Suppression of ischemia in arterial occlusive disease by JNK-promoted native collateral artery development
Kasmir Ramo,
Koichi Sugamura,
Siobhan Craige,
John F Keaney Jr,
Roger J Davis
Affiliations
Kasmir Ramo
Program in Molecular Medicine, University of Massachusetts Medical School, Worcester, United States
Koichi Sugamura
Cardiovascular Medicine Division, University of Massachusetts Medical School, Worcester, United States; Department of Medicine, University of Massachusetts Medical School, Worcester, United States
Siobhan Craige
Cardiovascular Medicine Division, University of Massachusetts Medical School, Worcester, United States; Department of Medicine, University of Massachusetts Medical School, Worcester, United States
John F Keaney Jr
Cardiovascular Medicine Division, University of Massachusetts Medical School, Worcester, United States; Department of Medicine, University of Massachusetts Medical School, Worcester, United States
Program in Molecular Medicine, University of Massachusetts Medical School, Worcester, United States; Howard Hughes Medical Institute, Worcester, United States
Arterial occlusive diseases are major causes of morbidity and mortality.

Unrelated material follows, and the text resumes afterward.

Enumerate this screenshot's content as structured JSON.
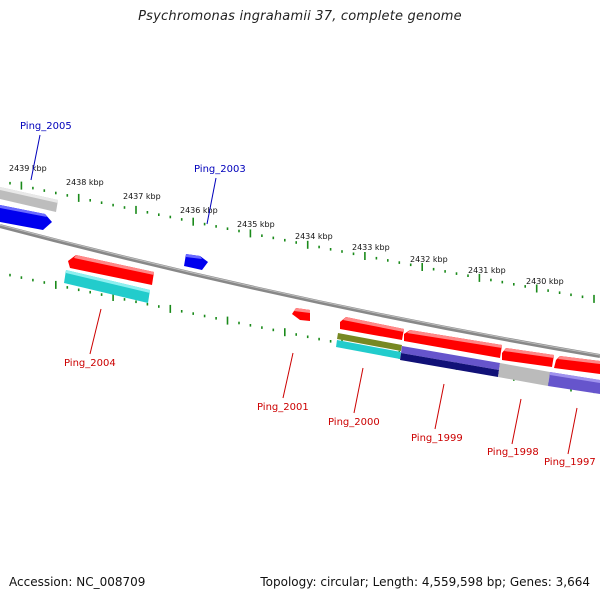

Blood flow to the affected tissue must be restored quickly if viability and function are to be preserved. We report that disruption of the mixed-lineage protein kinase (MLK) - cJun NH2-terminal kinase (JNK) signaling pathway in endothelial cells causes severe blockade of blood flow and failure to recover in the murine femoral artery ligation model of hindlimb ischemia. We show that the MLK-JNK pathway is required for the formation of native collateral arteries that can restore circulation following arterial occlusion. Disruption of the MLK-JNK pathway causes decreased Dll4/Notch signaling, excessive sprouting angiogenesis, and defects in developmental vascular morphogenesis. Our analysis demonstrates that the MLK-JNK signaling pathway is a key regulatory mechanism that protects against ischemia in arterial occlusive disease.